Le Président du MS/CNDD (Mouvement de soutien aux actions du CNDD) El Hadj Sékou Kaba, a animé un meeting qui a rassemblé un millier de fans de Moussa Dadis Camara dimanche à Abidjan-Williamsville pour re-exiger le retour de leur idole en Guinée. Nous vous proposons l’intégralité de son adresse.

‘’Notre satisfaction est grande, en ce Dimanche 23 mai, devant votre mobilisation massive. Une fois encore, vous avez répondu à notre appel, pour parler de notre chère patrie. La Guinée se trouve à un tournant décisif de son histoire.

En effet, c’est la toute première fois, que notre pays va organiser le 27 juin prochain, si Dieu le veut, des élections pluralistes, libres, que chacun de nous souhaiterait démocratiques, transparentes et apaisées.

Fait exceptionnel, sans président en exercice dans la course. Ce qui garantit la neutralité de l’administration et des structures chargées de l’organisation du scrutin. A l’égard de tous les candidats qui remplissent les conditions définies par notre loi fondamentale.

N’est-ce pas une chance historique pour notre pays, de conférer à ce scrutin présidentiel un cachet démocratique singulier qui fera entrer la Guinée dans le concert des nations démocratiques ?

Que Dieu, dans son infinie bonté sauve notre pays du désastre et du chaos. Nous implorons Allah le tout puissant de toucher nos cœurs et de les ouvrir au pardon mutuel, à la concorde  nationale, afin que tous unis dans un élan patriotique, main dans la main, nous bâtissions une nation forte, solidaire et prospère, dans l’unité et la paix. Si nous le voulons nous le pouvons.

La Guinée est un pays béni de Dieu. Il lui a donné des fils et des filles compétents, intelligents et travailleurs. Elle est par ailleurs dotée d’immenses ressources minières, agricoles et énergétiques.
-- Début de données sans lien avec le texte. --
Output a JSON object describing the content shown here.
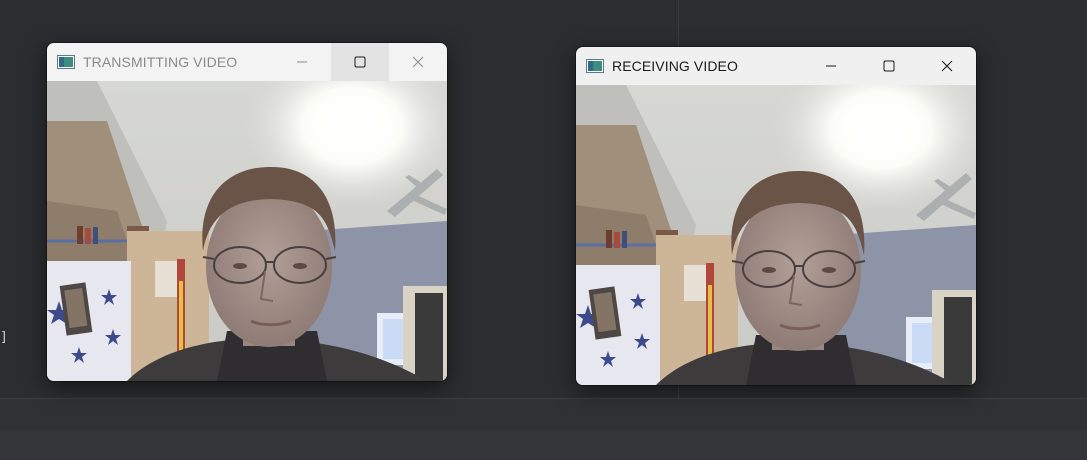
{
  "windows": {
    "transmit": {
      "title": "TRANSMITTING VIDEO",
      "state": "inactive",
      "buttons": {
        "minimize": "minimize-icon",
        "maximize": "maximize-icon",
        "close": "close-icon"
      }
    },
    "receive": {
      "title": "RECEIVING VIDEO",
      "state": "active",
      "buttons": {
        "minimize": "minimize-icon",
        "maximize": "maximize-icon",
        "close": "close-icon"
      }
    }
  },
  "background": {
    "editor_fragment": "]"
  },
  "colors": {
    "ide_background": "#2b2d30",
    "titlebar_inactive": "#f3f3f3",
    "titlebar_active": "#f0f0f0"
  }
}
A même d’accélérer son décollage économique et social.

Mais, malgré tous ces atouts, ces dons de la nature, que constatons-nous ?

Depuis son indépendance en 1958, notre pays s’enfonce dans la misère. Son histoire rime avec des tragédies et des morts d’hommes. A tous nos martyrs, ceux tombés au champ de la lutte pour l’indépendance nationale, ainsi qu’à ceux des tristes évènements du 28 septembre 2009, du 03 décembre 2009, sans oublier la tragique disparition du Dr Ibrahima Fofana et de ses camarades, dans un accident de la circulation le 16 avril dernier, nous rendons hommage.
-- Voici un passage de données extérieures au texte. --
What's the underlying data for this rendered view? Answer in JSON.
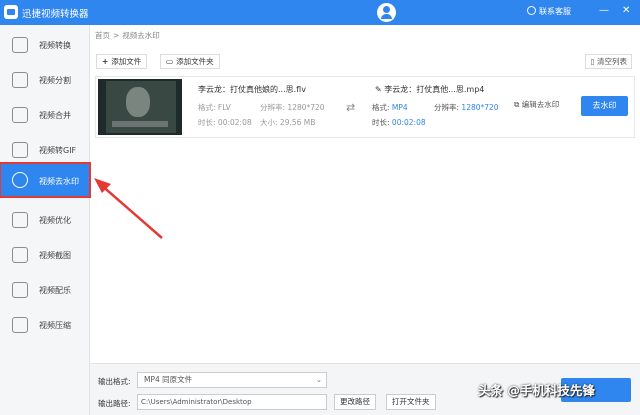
{
  "app": {
    "title": "迅捷视频转换器",
    "support_label": "联系客服",
    "win_min": "—",
    "win_close": "✕"
  },
  "sidebar": {
    "items": [
      {
        "label": "视频转换",
        "icon": "convert-icon"
      },
      {
        "label": "视频分割",
        "icon": "split-icon"
      },
      {
        "label": "视频合并",
        "icon": "merge-icon"
      },
      {
        "label": "视频转GIF",
        "icon": "gif-icon"
      },
      {
        "label": "视频去水印",
        "icon": "watermark-remove-icon",
        "active": true
      },
      {
        "label": "视频优化",
        "icon": "optimize-icon"
      },
      {
        "label": "视频截图",
        "icon": "screenshot-icon"
      },
      {
        "label": "视频配乐",
        "icon": "music-icon"
      },
      {
        "label": "视频压缩",
        "icon": "compress-icon"
      }
    ]
  },
  "breadcrumb": {
    "home": "首页",
    "sep": ">",
    "current": "视频去水印"
  },
  "toolbar": {
    "add_file": "添加文件",
    "add_folder": "添加文件夹",
    "clear_list": "清空列表"
  },
  "file": {
    "source_name": "李云龙：打仗真他娘的...思.flv",
    "format_label": "格式:",
    "format_value": "FLV",
    "resolution_label": "分辨率:",
    "resolution_value": "1280*720",
    "duration_label": "时长:",
    "duration_value": "00:02:08",
    "size_label": "大小:",
    "size_value": "29.56 MB",
    "output_name": "李云龙：打仗真他...思.mp4",
    "out_format_label": "格式:",
    "out_format_value": "MP4",
    "out_resolution_label": "分辨率:",
    "out_resolution_value": "1280*720",
    "out_duration_label": "时长:",
    "out_duration_value": "00:02:08",
    "edit_watermark": "编辑去水印",
    "remove_button": "去水印"
  },
  "bottom": {
    "format_label": "输出格式:",
    "format_value": "MP4 同原文件",
    "path_label": "输出路径:",
    "path_value": "C:\\Users\\Administrator\\Desktop",
    "change_path": "更改路径",
    "open_folder": "打开文件夹"
  },
  "watermark_text": "头条 @手机科技先锋",
  "colors": {
    "accent": "#2f86ee",
    "highlight_border": "#e53935",
    "arrow": "#e53935"
  }
}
Nous vous demandons de vous lever et d’observer une minute de silence, à la mémoire de tous ces disparus. Je vous remercie.
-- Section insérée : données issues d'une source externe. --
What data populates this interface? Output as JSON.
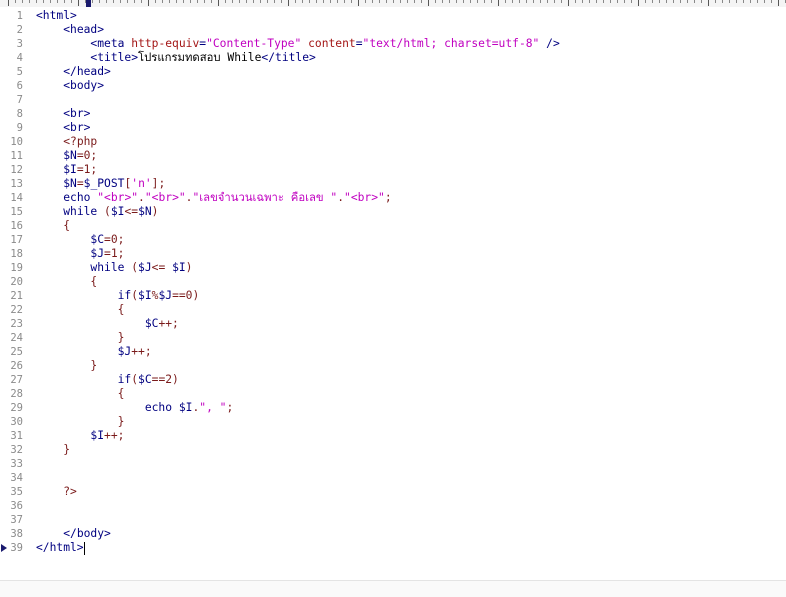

Chers camarades, nous devons démontrer à la face du monde, que tous ces hommes ne sont pas morts pour rien. L’histoire actuelle de notre pays nous interpelle à plus d’un titre. La Guinée s’est engagée dans un processus de démocratisation irréversible. N’en déplaise aux esprits chagrins. Les prochaines joutes électorales vont doter notre pays d’institutions démocratiques et crédibles avec à la tête un président démocratiquement sorti des urnes, choisi par le peuple souverain de Guinée, vrai dépositaire du pouvoir.

Pour cette campagne électorale ouverte depuis le 17 mai, je vous demande d’éviter à tout prix la violence verbale, physique et les insultes.

Nous sommes des frères et souhaitons tous le bonheur des enfants de ce pays, il ne faut surtout pas que cette élection provoque à nouveau une déchirure profonde entre nous. Je vous demande d’aller voter calmement et dans le respect de l’autre, le candidat de votre choix.

Il y’a lieu, ici, de saluer la détermination et la clairvoyance du Général Sékouba Konaté, Président par intérim, président de la transition qu’il conduit avec sang froid et patriotisme. Il s’est engagé à respecter vaille que vaille les accords de Ouagadougou. Encourageant tous les acteurs de la transition à respecter la date du 27 juin, pour le premier tour des élections présidentielles.

Notre souhait de voir ces élections se tenir effectivement à la date indiquée, traduit notre optimisme. Mais serons-nous effectivement prêts ? Avons-nous élucidé tous les problèmes de fond pour que nous ayons des élections apaisées et les résultats acceptés de tous ?

Nos réponses à ces questions sont mitigées. Eu égard à la précipitation qui a marqué la préparation de ces élections, sous la pression qu’exerce la communauté internationale, exigeant que la date du 27 juin soit respectée. Toutes choses qui pourraient déboucher sur un scrutin à la va vite, porteur  d’irrégularités, facteurs de contestations nées de frustrations.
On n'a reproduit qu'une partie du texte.